️ Freire’s Critical Pedagogy:
“Empowering students, not just feeding them knowledge.”
In this view, education is not about depositing facts into passive students (what Freire called the “banking model”). It’s about helping students become critical thinkers, questioners, and active participants in shaping their world.
🧠 A Scenario: If Freire Walked into Today’s Classroom
Scene: A Grade 8 Classroom – Modern School, Whiteboard, Desks in Rows
Students sit quietly, heads down, copying a full page of notes written on the board by the teacher. Some yawn. A few glance at the clock. No one asks questions. The classroom is silent.
The door opens. Paulo Freire walks in. He observes silently.
He watches for a few minutes, then gently approaches the teacher and speaks softly:
️ Freire Says:
“My friend, I don’t see learning happening here—
I see obedience. I see repetition.
But where is the thinking? Where is the student’s voice?”
“These students are not vessels to be filled with your words.
They are humans with dreams, doubts, and questions.
Why are they only copying?
Why are they not asking, discussing, or discovering?”
He walks between the rows and gently speaks to a student:
“Tell me, what are you writing?”
“Do you understand it?”
“Have you ever questioned it?”
“What do you think about it?”
The student shrugs. “The teacher said we have to copy. We’ll be tested on it.”
Freire sighs, then turns to the class and speaks:
️ Freire to the Class:
“Education is not about silence.
It is about dialogue. About questioning the world around you.
You should not be copying blindly.
You should be asking: Why?
You should be saying: What do I think about this?
You are not here to memorize.
You are here to understand, to transform, and to grow.”
He picks up a student’s notebook and gently closes it.
“Let this not be a book of someone else’s thoughts.

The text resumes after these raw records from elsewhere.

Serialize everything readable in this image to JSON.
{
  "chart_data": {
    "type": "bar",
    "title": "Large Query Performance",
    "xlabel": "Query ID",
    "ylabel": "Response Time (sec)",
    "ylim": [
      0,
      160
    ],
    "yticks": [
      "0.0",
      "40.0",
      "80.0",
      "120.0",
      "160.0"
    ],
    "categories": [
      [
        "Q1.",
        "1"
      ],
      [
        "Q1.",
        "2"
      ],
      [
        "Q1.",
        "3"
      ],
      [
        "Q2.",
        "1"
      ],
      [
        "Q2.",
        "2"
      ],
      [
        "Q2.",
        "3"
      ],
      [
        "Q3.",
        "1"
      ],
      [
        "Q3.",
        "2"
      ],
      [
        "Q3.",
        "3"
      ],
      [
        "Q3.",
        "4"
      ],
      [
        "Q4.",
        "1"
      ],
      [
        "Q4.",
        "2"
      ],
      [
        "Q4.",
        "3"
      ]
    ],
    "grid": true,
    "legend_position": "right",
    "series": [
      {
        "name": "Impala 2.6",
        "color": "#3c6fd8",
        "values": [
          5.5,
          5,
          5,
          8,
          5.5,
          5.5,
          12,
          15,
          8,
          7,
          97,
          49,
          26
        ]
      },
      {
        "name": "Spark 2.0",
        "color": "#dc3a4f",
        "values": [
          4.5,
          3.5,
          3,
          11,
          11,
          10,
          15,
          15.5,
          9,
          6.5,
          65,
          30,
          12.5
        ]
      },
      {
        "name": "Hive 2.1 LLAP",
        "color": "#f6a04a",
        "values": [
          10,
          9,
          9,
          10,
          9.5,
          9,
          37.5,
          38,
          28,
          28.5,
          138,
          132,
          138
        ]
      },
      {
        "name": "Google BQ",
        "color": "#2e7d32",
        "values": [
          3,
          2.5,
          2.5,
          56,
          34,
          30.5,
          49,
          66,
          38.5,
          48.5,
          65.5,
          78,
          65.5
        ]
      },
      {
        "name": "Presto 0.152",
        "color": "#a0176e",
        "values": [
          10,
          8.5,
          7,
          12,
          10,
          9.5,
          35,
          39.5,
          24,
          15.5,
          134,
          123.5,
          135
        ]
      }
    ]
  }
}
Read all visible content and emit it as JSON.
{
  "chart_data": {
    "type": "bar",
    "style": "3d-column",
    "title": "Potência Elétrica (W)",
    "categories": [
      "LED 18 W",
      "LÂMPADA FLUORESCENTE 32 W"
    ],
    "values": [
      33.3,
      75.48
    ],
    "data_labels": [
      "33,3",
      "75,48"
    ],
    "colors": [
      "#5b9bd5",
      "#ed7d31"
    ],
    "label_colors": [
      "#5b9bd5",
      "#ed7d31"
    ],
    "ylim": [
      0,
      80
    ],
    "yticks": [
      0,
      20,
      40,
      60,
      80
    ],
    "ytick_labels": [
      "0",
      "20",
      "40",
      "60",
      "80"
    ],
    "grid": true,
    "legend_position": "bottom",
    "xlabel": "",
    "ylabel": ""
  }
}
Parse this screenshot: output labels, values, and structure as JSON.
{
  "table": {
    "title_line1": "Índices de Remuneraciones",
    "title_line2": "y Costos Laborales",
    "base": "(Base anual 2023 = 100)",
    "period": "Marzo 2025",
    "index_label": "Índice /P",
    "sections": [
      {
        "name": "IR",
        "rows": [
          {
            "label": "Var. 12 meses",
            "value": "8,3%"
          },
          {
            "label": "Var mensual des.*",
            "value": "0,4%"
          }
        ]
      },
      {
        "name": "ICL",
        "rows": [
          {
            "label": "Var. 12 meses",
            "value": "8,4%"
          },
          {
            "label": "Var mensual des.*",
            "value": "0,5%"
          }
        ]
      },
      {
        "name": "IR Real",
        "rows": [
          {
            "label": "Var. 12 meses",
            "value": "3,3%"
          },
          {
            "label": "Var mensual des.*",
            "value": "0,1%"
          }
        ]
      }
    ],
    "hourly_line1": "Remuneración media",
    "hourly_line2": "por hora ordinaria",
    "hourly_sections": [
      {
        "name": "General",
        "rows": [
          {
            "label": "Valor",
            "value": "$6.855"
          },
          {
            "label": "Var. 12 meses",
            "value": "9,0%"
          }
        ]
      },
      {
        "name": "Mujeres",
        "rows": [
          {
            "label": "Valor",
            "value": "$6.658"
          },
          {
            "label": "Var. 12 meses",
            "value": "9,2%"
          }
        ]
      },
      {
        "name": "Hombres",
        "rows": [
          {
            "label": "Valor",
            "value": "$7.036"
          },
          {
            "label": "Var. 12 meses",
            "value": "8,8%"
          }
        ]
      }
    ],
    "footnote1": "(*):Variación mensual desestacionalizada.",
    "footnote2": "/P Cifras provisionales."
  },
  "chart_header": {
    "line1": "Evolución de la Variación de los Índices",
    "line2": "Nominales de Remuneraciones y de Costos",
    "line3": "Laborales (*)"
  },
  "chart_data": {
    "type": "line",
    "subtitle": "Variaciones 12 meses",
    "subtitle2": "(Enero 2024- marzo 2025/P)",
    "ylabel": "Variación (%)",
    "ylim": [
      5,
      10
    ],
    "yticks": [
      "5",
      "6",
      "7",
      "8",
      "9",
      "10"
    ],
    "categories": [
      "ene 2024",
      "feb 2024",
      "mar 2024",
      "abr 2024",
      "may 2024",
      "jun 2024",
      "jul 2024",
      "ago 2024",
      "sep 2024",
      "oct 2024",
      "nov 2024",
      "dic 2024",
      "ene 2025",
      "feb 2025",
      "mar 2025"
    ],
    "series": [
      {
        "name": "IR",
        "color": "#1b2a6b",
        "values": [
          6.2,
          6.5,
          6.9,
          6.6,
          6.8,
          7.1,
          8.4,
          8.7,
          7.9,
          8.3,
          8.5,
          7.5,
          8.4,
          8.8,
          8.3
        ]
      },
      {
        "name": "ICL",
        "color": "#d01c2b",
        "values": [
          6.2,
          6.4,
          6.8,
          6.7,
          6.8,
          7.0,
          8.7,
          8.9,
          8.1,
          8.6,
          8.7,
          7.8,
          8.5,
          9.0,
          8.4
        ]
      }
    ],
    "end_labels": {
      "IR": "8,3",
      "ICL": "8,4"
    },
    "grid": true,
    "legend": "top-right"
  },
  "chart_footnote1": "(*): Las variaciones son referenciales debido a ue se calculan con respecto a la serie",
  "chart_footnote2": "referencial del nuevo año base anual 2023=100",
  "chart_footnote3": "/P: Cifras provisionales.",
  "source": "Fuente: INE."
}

Let it be a book of your own voice, your own questions, your own discoveries.”
He turns back to the teacher:
“Liberating education does not begin with the teacher speaking.
It begins with the student thinking.”
Moral of the Scene:
Freire would challenge copying as passive and dehumanizing.
He would call for classrooms full of dialogue, curiosity, and critical engagement—not silence and repetition.